Model-fitting and model-selection usually requires running multiple model runs, for multiple hypotheses, and sometimes for multiple datasets, resulting in hundreds of individual model runs.

Bristlecone includes capabilities to orchestrate the parallel running of such complex analyses within the Bristlecone.Workflow namespace. Using Bristlecone's OrchestrationAgent, you can queue jobs to run when processor cores are available.

Work Packages

To run your analyses in parallel, you must wrap up each analysis as a work package. A work package is simply an async computation that returns an estimation result, with the function signature Async<ModelSystem.EstimationResult>. A simple example function to setup work packages for a number of datasets, hypotheses, and individuals is given below:

open Bristlecone

let replicates = 3 // number of replications per analysis
let endCondition = Optimisation.EndConditions.afterIteration 100000

let workPackages datasets hypotheses engine =
    seq {
        for d in datasets do
            for h in [ 1 .. hypotheses |> List.length ] do
                for _ in [ 1..replicates ] do
                    yield async { return Bristlecone.fit engine endCondition d hypotheses.[h - 1] }

You can perform any additional steps within each work package. A common approach is to save each model result to disk (i.e., using functions from the Bristlecone.Data namespace) within the async block in the above code, so that results are available as soon as they are complete.

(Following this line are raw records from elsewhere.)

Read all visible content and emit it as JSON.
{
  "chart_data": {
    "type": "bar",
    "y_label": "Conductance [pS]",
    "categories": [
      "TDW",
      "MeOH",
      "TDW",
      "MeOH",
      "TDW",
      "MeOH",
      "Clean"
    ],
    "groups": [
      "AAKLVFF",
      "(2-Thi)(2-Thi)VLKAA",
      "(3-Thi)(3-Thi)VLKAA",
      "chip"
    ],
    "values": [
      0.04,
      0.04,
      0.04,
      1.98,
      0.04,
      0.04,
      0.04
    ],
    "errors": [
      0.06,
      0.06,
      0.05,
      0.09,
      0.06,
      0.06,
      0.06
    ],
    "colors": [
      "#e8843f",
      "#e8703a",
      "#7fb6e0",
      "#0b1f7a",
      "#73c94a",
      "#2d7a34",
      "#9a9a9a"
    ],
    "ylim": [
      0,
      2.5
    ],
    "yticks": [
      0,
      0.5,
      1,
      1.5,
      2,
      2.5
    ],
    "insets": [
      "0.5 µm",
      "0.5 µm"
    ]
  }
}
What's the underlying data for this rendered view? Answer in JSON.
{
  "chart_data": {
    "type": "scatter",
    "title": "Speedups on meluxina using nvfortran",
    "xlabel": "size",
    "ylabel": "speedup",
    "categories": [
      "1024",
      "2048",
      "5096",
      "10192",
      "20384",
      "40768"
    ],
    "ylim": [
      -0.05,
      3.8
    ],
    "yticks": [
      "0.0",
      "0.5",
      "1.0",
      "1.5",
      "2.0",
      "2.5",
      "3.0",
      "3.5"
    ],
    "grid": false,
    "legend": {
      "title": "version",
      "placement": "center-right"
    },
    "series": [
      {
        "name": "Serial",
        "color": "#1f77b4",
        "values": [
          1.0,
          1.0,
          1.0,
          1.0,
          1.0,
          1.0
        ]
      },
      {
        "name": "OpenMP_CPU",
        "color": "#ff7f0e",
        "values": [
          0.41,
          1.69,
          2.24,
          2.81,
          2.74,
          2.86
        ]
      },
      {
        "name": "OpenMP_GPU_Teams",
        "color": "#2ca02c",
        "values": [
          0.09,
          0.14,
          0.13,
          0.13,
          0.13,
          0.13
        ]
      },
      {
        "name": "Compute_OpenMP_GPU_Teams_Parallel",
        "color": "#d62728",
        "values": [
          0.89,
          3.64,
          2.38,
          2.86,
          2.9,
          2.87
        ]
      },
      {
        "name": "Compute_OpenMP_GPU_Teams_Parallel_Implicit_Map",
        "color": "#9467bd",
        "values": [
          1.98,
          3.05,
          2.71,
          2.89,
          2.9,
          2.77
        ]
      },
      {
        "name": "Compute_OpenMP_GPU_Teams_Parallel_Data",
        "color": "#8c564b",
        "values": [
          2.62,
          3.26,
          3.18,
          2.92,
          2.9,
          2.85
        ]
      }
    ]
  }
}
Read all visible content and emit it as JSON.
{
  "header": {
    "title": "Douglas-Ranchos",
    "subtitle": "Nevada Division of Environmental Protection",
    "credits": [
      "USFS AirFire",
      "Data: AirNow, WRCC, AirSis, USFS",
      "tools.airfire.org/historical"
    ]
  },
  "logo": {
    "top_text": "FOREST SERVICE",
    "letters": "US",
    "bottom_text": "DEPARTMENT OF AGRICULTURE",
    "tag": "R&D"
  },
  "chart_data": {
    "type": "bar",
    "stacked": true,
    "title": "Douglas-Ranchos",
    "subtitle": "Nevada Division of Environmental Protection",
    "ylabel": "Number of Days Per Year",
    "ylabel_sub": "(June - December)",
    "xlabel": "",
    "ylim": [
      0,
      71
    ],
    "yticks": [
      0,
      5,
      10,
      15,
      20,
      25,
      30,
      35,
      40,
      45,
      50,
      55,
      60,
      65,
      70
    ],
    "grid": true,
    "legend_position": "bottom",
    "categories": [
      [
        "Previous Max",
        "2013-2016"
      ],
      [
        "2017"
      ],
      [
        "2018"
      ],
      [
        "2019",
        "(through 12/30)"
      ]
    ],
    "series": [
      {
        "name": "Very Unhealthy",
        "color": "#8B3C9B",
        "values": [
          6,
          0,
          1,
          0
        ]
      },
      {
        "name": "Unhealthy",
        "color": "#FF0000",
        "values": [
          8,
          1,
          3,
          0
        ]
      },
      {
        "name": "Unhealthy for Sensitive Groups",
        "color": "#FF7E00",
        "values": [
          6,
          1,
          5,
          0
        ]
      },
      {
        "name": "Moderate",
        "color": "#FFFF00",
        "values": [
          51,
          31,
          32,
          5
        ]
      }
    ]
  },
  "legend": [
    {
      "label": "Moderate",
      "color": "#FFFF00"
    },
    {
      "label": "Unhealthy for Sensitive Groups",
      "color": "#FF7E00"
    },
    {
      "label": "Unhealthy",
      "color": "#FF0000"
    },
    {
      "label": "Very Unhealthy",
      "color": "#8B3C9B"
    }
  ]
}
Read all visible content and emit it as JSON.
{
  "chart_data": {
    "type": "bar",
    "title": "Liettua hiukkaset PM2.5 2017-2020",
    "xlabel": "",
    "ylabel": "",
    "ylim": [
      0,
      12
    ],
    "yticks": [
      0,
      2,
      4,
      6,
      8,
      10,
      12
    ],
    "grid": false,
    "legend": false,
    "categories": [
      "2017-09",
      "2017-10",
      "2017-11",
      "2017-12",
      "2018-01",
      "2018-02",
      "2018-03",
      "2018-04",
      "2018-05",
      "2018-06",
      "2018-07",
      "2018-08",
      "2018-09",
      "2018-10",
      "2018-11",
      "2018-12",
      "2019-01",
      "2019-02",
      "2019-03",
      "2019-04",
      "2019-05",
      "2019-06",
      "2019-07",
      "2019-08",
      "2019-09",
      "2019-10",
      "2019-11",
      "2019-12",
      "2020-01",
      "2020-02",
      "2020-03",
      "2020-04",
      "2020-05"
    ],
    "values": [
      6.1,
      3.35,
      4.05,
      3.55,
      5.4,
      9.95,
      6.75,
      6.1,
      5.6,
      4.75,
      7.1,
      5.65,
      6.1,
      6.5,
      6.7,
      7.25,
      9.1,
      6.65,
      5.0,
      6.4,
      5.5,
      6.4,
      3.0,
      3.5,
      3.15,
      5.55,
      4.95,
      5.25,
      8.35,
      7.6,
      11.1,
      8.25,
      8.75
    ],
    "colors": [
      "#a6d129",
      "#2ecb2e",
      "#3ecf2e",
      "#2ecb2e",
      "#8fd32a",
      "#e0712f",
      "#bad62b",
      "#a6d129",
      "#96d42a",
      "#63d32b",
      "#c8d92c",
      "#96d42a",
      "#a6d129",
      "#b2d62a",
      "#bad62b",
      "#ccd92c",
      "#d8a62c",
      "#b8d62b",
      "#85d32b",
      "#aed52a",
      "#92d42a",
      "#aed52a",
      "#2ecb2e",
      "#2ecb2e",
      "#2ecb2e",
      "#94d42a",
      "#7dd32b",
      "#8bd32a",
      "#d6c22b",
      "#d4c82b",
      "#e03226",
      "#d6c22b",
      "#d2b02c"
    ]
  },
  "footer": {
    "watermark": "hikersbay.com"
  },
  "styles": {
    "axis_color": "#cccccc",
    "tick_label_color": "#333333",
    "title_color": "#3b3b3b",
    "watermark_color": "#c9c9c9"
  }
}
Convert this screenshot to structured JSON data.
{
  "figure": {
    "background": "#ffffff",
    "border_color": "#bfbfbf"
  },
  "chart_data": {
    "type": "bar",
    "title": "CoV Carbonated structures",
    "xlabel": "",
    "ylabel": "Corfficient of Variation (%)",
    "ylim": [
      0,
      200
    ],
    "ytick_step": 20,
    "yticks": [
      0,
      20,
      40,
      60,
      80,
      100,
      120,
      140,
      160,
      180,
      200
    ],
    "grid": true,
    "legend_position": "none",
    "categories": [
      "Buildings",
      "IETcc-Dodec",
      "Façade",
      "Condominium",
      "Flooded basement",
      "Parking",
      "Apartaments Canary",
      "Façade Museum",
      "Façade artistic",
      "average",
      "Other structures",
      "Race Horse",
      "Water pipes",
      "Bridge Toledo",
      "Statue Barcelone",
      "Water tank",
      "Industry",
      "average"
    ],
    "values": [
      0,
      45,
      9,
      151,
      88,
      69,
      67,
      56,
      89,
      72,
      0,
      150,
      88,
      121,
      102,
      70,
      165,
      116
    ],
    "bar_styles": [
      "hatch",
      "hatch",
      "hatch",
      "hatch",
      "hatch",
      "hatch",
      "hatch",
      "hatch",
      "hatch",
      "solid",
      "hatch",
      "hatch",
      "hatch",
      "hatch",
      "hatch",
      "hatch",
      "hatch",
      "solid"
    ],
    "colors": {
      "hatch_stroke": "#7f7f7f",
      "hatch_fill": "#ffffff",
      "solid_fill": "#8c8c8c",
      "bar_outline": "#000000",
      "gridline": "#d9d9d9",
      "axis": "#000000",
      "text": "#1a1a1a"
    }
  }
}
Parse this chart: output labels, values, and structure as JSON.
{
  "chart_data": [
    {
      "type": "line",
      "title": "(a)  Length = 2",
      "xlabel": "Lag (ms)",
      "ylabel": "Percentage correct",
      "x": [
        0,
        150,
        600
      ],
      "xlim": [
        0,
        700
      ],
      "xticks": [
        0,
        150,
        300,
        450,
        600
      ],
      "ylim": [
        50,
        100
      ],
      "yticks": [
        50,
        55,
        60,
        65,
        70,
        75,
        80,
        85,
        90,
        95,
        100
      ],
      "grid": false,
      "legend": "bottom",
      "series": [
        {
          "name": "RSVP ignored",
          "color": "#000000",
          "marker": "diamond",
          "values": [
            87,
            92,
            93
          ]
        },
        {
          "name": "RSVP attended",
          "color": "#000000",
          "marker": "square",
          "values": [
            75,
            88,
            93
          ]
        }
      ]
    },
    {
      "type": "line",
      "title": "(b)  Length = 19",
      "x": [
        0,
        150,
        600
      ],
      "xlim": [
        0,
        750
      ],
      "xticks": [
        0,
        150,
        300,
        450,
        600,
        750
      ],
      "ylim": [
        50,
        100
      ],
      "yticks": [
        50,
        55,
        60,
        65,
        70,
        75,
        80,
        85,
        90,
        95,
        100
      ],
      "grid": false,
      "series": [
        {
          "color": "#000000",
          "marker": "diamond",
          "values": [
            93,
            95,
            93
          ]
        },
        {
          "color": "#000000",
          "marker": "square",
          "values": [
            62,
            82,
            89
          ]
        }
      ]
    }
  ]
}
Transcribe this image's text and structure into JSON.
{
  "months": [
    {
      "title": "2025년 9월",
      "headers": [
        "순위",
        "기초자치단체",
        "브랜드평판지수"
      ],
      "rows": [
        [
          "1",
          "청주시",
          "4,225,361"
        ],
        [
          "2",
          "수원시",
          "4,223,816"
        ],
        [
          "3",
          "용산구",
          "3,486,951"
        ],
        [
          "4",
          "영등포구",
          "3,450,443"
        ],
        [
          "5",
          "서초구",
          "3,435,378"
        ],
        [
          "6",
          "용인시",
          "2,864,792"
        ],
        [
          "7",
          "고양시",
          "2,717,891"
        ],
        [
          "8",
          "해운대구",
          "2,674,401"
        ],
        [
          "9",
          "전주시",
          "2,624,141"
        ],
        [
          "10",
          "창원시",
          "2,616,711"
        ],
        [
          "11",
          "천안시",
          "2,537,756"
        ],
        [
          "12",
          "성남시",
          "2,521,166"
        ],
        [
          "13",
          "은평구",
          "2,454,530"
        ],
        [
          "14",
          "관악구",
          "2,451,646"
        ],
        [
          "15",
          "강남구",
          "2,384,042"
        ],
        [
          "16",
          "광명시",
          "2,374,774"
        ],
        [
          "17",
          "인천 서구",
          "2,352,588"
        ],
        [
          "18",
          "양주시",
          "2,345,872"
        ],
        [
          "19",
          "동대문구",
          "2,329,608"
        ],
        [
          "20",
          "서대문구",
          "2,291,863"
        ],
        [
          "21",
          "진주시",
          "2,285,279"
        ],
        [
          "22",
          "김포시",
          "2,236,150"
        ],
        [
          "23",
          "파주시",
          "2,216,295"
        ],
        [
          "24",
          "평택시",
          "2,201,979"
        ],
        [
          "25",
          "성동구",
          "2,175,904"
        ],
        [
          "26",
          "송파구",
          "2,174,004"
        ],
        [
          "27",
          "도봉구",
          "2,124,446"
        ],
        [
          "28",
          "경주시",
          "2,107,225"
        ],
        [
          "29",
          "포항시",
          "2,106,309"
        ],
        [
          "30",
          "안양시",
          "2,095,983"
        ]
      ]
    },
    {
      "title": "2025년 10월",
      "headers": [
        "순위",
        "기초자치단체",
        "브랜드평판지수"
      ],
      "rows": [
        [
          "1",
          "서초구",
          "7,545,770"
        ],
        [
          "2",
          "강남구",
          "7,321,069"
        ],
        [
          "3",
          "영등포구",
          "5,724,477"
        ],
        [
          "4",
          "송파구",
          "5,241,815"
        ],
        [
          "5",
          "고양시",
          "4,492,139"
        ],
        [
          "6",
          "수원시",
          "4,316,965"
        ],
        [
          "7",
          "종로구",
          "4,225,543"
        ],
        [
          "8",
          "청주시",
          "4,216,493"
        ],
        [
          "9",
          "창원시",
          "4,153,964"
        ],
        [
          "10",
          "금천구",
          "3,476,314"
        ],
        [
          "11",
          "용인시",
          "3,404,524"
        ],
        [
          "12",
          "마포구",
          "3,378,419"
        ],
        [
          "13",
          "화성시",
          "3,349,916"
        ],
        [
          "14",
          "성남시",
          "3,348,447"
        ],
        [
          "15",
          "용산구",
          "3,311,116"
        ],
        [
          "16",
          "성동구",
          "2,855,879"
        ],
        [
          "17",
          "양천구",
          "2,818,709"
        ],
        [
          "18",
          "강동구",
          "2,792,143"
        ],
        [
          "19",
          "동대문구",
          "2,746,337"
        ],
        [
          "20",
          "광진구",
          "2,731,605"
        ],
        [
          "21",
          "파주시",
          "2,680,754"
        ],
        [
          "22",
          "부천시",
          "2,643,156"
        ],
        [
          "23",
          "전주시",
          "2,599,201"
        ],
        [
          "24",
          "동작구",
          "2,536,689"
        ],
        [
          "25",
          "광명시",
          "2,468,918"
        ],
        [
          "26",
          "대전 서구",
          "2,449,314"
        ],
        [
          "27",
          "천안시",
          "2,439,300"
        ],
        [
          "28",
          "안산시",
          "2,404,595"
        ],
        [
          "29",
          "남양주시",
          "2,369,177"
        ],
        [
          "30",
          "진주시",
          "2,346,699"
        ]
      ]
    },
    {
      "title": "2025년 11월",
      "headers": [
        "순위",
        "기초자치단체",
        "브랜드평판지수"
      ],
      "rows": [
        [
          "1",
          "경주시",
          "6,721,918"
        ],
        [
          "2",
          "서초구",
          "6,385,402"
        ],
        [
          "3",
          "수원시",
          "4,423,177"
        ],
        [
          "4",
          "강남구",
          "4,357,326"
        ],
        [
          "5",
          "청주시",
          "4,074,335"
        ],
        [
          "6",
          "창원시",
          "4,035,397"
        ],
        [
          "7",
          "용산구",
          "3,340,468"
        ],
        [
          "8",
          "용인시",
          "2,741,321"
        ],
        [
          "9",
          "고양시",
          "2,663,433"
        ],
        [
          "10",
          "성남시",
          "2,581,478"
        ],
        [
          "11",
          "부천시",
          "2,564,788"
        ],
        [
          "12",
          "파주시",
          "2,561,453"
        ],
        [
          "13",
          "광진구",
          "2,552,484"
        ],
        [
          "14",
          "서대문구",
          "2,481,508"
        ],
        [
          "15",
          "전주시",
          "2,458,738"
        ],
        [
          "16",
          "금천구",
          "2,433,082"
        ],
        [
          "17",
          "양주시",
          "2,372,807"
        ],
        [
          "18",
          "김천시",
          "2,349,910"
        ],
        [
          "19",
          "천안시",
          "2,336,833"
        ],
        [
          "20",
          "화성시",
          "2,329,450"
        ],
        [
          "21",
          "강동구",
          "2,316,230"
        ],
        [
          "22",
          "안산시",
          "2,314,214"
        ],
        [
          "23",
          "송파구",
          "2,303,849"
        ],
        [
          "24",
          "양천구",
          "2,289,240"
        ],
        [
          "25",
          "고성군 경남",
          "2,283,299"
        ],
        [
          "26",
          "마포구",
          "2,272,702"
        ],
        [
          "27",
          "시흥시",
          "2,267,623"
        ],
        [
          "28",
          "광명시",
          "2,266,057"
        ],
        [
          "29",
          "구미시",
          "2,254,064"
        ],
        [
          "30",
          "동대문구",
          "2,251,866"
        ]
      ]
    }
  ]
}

When the EstimationEngine, datasets, and hypotheses are applied to this function, the resultant seq<Async<EstimationResult>> can be passed to an orchestration agent.

Orchestration Agent

An orchestration agent manages the running of work packages depending on your local computer's resources. You can access these features through the following namespace:

open Bristlecone.Workflow

There are three arguments required to create an OrchestrationAgent:

First, let's use one of Bristlecone's built-in loggers to print the progress of each work package:

let logger = Logging.Console.logger 1000

This logger will print the current point in parameter space each thousand iteration, for each chain (along with process IDs). Next, let's create and setup the orchestration agent:

let orchestrator =
    Orchestration.OrchestrationAgent(logger, System.Environment.ProcessorCount, false)

fun datasets hypotheses engine ->

    // Orchestrate the analyses
    let work = workPackages datasets hypotheses engine

    let run () =
        |> Seq.iter (Orchestration.OrchestrationMessage.StartWorkPackage >> orchestrator.Post)

    run ()

If the above code is supplied with datasets, hypotheses, and an EstimationEngine, it will schedule, queue and run the jobs until complete.